Maltoni: I wrote a post last November about pushing the ‘buy’ button that might be of interest, here.
We decide to purchase / buy on the basis of both inputs — processing rational data plus emotions and feelings. To be most compelling, the message needs to focus on the reader or buyer. There’s the famous example that we don’t buy a drill, we buy a hole.
Think in terms of before and after. How can you help your customers visualize this? I also recommend the use of story, even if the story is a short paragraph with a visual that pulls at the emotional strings. Advertising should be your calling card while proof and depth can be in your Website and follow-through materials.
VentureOutsource.com: What are some of the things a company can do to help determine whether the purchasing decision process of its customer base, ultimately leading customers to make a ‘buy’ decision, is driven by emotions or functionality?
Maltoni: Use qualitative and quantitative research to test your value proposition(s). What statements resonate with customers? Would they ‘get’ how your products and services are different from the ones offered by other companies jockeying for positioning? Where do they see your brand fitting in their context?
The action statement should be grounded on value propositions based on facts. Having said this, if your product and / or services need help, your energy should go to making these the best they can be while communicating / educating the public, as needed, to encourage use and recognize value.
Emotional resonance is also a product of superb delivery. Finding passionate internal and third party advocates can help the cause and raise this profile. People make connections with people.
VentureOutsource.com: What tools or methods can companies employ to obtain and leverage better customer or user insight so that they can then meet and better serve the needs of their customers?
Maltoni: Surveys and opportunities to provide feedback on a regular basis are helpful. Make sure to build in a mechanism to reflect the information back to your customers along with the steps you are taking to either correct something or deliver more.
Some practitioners talk about having a customer-driven approach. I would caution you on using customers that are the only metric to judge your success and develop new offerings. Your business would be well-served with a market-driven approach where customers are a large consideration, but they are not the only factor weighing in product development and company growth. The approach and answers you’re looking for depend on the tools used to communicate.

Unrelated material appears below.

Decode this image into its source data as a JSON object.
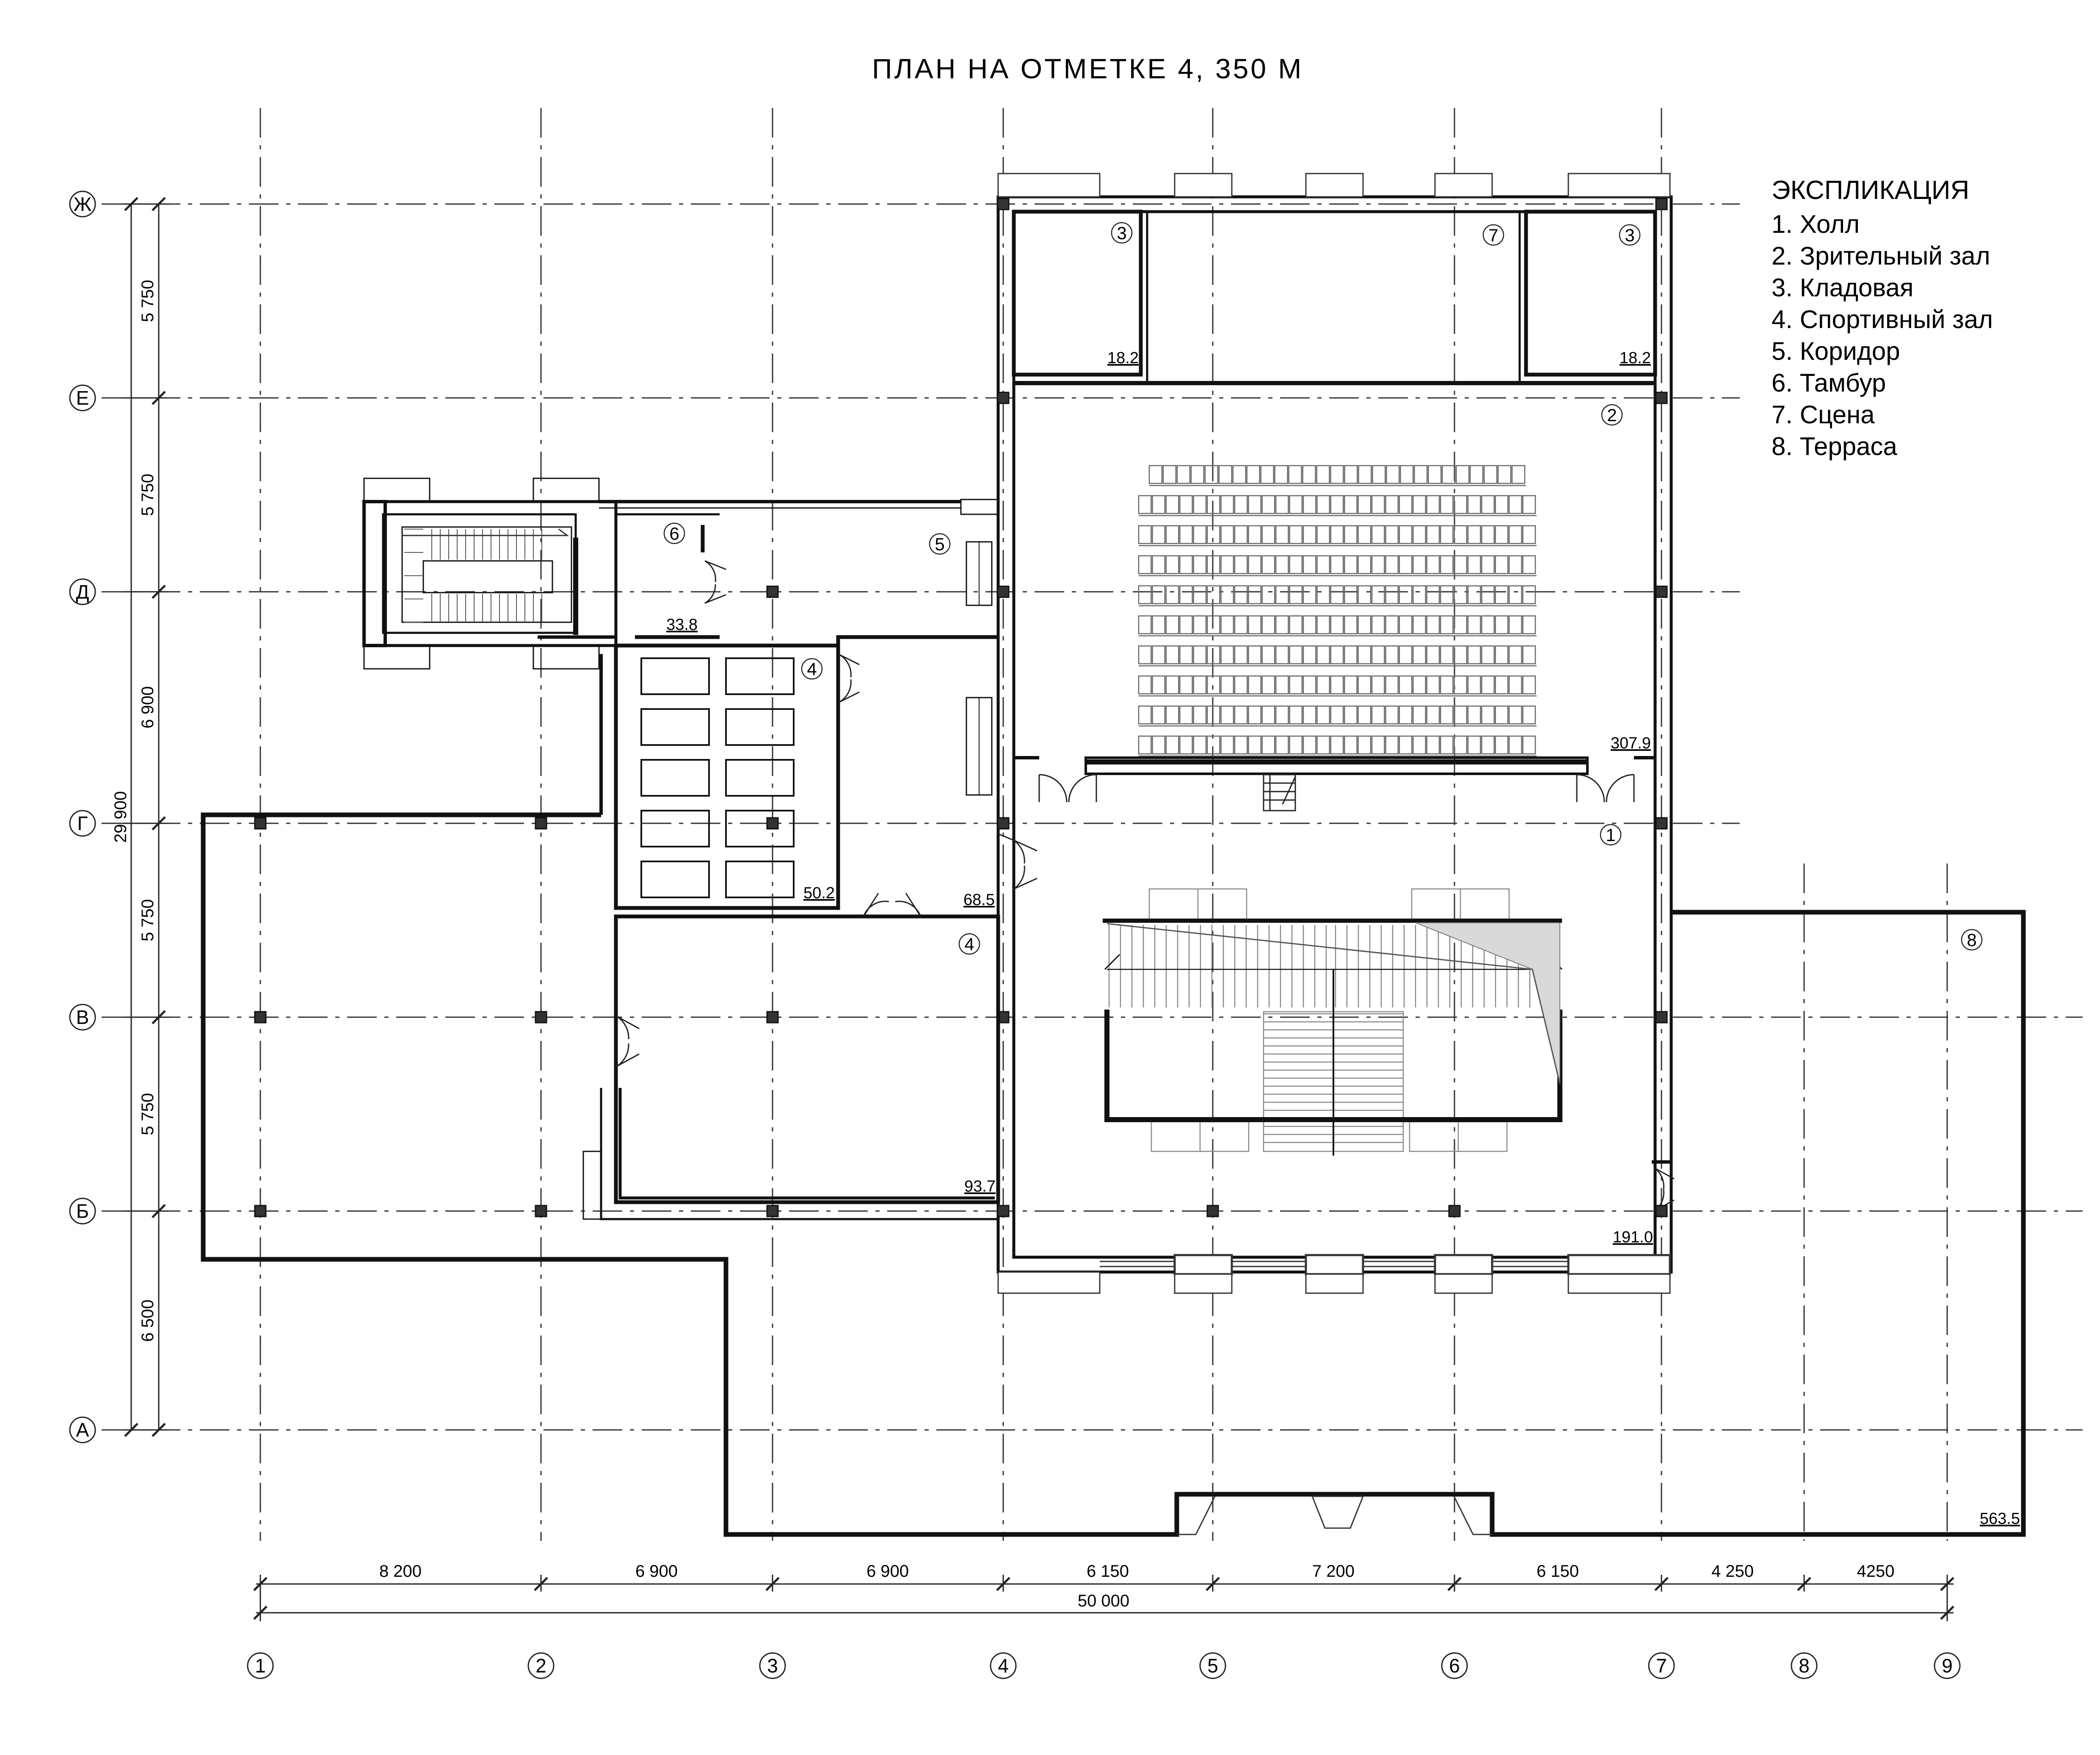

If you’re making use of social media, comments and involvement in the conversation as well as visits to your forum or Website can all be considered metrics. For the company Website, analyze stickiness, time per page, number of click-throughs, requests for more information. Once you open up to these types of conversations, make sure your customers are heard. It does no good to have a blog if commenting is not open to visitors. If you want to look at an example of a company doing this well, take a look at Dell with Direct2Dell.com and Ideastorm.
As I wrote at FastCompany.com, here, these corporate online destinations are literally using social media as a way to improve their business. At my blog, I discussed how they are still working on fixing their supply chain to shift to the retail model.
Some companies have cultures that are open to a customer advisory board. In both cases, make sure you are listening and letting your customers see what you’re doing about their suggestions and advice. Going through the moves may be the most damaging thing you can do, so make sure you’re ready to take all the steps necessary to have this type of conversation.